# Hoya uv filters - product differentiation



## eyeland (Mar 10, 2013)

After reading this test:
http://www.lenstip.com/113.4-article-UV_filters_test_Description_of_the_results_and_summary.html
I have decided to pick up some hoya UV filters for myself ( and a few friends using crap filters)
The "Hoya 72 mm Pro1 Digital MC UV-0" seems nice, but I can't really figure out the meaning/significance of the "UV-0" designation.
My question is essentially if these two auctions are the same as they seem to be the best deals I can find:

[/size]http://www.ebay.com/itm/Brand-New-Hoya-77mm-Pro1-Digital-Pro1D-UV-Filter-UPC-0024066040206-/140928028350?pt=Camera_Filters&hash=item20cff70ebe
[/size]
[/size]http://www.ebay.com/itm/310586408000


----------



## brad-man (Mar 10, 2013)

I think most folks around here use B+W filters (myself included) and are less familiar with Hoyas. I read a very favorable article stating their HD line is of fine quality, and purchased one for my one and only EF-S lens, and it performs fine. Can't help with the rest of their line though...


----------



## Mt Spokane Photography (Mar 10, 2013)

I'd be a little careful buying filters on ebay. They are so easy to counterfit that there are tons of them being sold. 

You might be better off buying Quantaray, they are claimed to be currently produced by THK, same as Hoya (USA) and Kenko (Europe). 

THK is a acronym for Tokina, Hoya, Kenko and is the parent company.


----------



## eyeland (Mar 10, 2013)

Mt Spokane Photography said:


> I'd be a little careful buying filters on ebay. They are so easy to counterfit that there are tons of them being sold.


I see. That is frustrating as the prices of filters at my current location is as insane (almost) as memory cards.
I had good experiences with ebay in general seeing as most sellers provide full refunds if/when I complain that the product didn't live up to my expectations.
I guess it is very hard to determine with filters though..


----------



## Mt Spokane Photography (Mar 10, 2013)

Its difficult for a buyer to tell the counterfits, but they mostly counterfit B+W.

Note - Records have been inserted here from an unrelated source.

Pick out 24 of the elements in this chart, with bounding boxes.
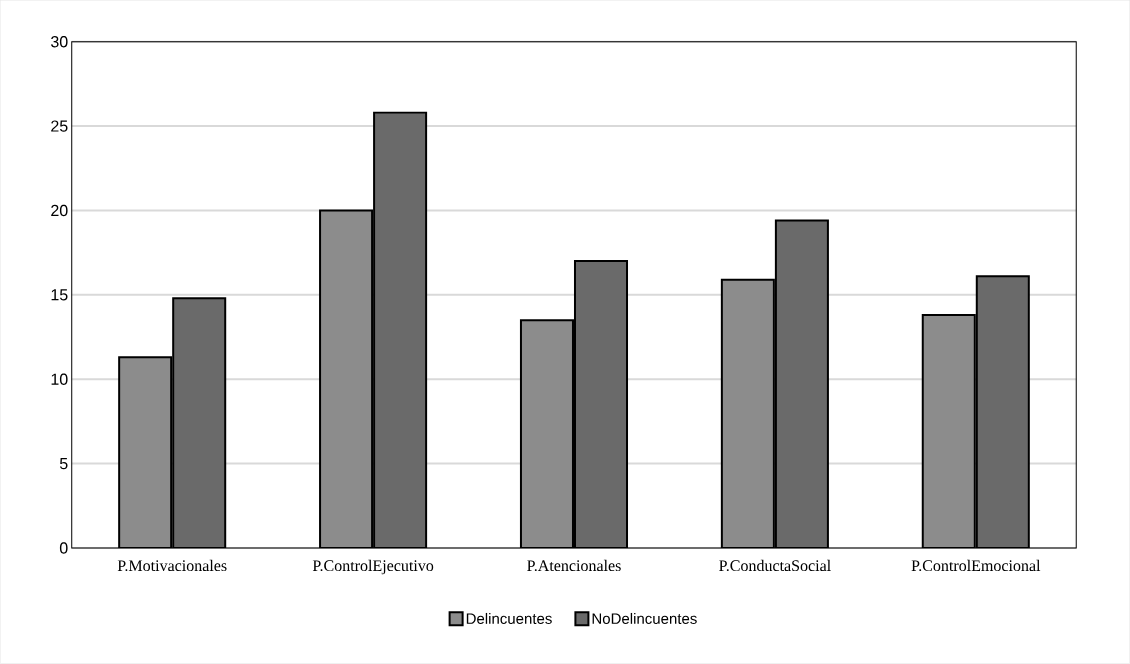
y-tick-label: 30 [51, 36, 68, 48]
bar [921, 314, 976, 549]
bar [774, 219, 829, 549]
y-tick-label: 10 [51, 373, 68, 386]
y-tick-label: 20 [51, 204, 68, 217]
bar [720, 278, 775, 549]
legend-label: Delincuentes [466, 613, 552, 625]
x-tick-label: P.ControlEjecutivo [312, 559, 434, 575]
x-tick-label: P.ConductaSocial [719, 559, 831, 572]
bar [573, 260, 629, 549]
x-tick-label: P.Atencionales [527, 559, 621, 572]
y-tick-label: 25 [51, 120, 68, 132]
y-tick-label: 15 [51, 289, 68, 301]
bar [172, 297, 227, 549]
legend-label: NoDelincuentes [592, 613, 697, 625]
x-tick-label: P.Motivacionales [117, 559, 227, 572]
bar [519, 319, 574, 549]
bar [975, 275, 1030, 549]
bar [373, 111, 428, 549]
bar [319, 209, 374, 549]
y-tick-label: 0 [59, 542, 68, 554]
y-tick-label: 5 [59, 458, 68, 470]
x-tick-label: P.ControlEmocional [911, 559, 1041, 572]
bar [118, 356, 173, 549]
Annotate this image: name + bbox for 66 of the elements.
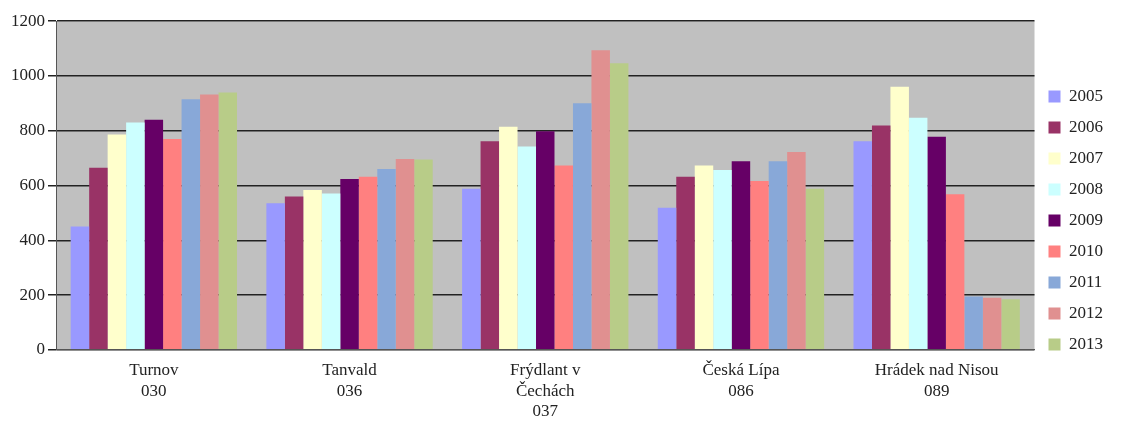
bar (964, 296, 983, 350)
bar (676, 176, 695, 350)
bar (731, 161, 751, 350)
bar (787, 152, 806, 350)
y-tick-label: 1000 (11, 65, 45, 85)
bar (144, 119, 164, 350)
x-tick-label: Frýdlant v Čechách 037 (510, 360, 581, 421)
bar (89, 167, 108, 350)
x-tick-label: Hrádek nad Nisou 089 (874, 360, 999, 400)
bar (200, 94, 219, 350)
bar (181, 99, 201, 350)
bar (694, 165, 714, 350)
legend-label: 2010 (1069, 240, 1103, 260)
legend-label: 2009 (1069, 209, 1103, 229)
legend-label: 2007 (1069, 147, 1104, 167)
bar (284, 196, 304, 350)
bar (536, 131, 555, 350)
bar (377, 169, 396, 350)
y-tick-label: 0 (36, 339, 45, 359)
bar (945, 194, 965, 350)
legend-label: 2005 (1069, 85, 1103, 105)
bar (768, 161, 788, 350)
y-tick-label: 400 (19, 229, 45, 249)
y-tick-label: 200 (19, 284, 45, 304)
bar (657, 207, 677, 350)
y-tick-label: 800 (19, 120, 45, 140)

As long as the seller is not from China, your likely OK, most of the counterfits come from China.


----------



## eyeland (Mar 10, 2013)

well, the cheap ones I saw were from hong kong indeed 
I am usually happy with the stuff I get from china, but then again, they could just as well be very well functioning counterfits


----------



## eyeland (Mar 10, 2013)

On another note, the problem I am facing atm, is that at my current location (Israel) am I quite sure that alot of the stuff they sell here is bought from china anyways, so I could end up with counterfits even if bying in the local photo store...


----------



## bycostello (Mar 19, 2013)

UV 0 i think ..uv for well uv and 0 is that it don't block visible light as a ND would...


----------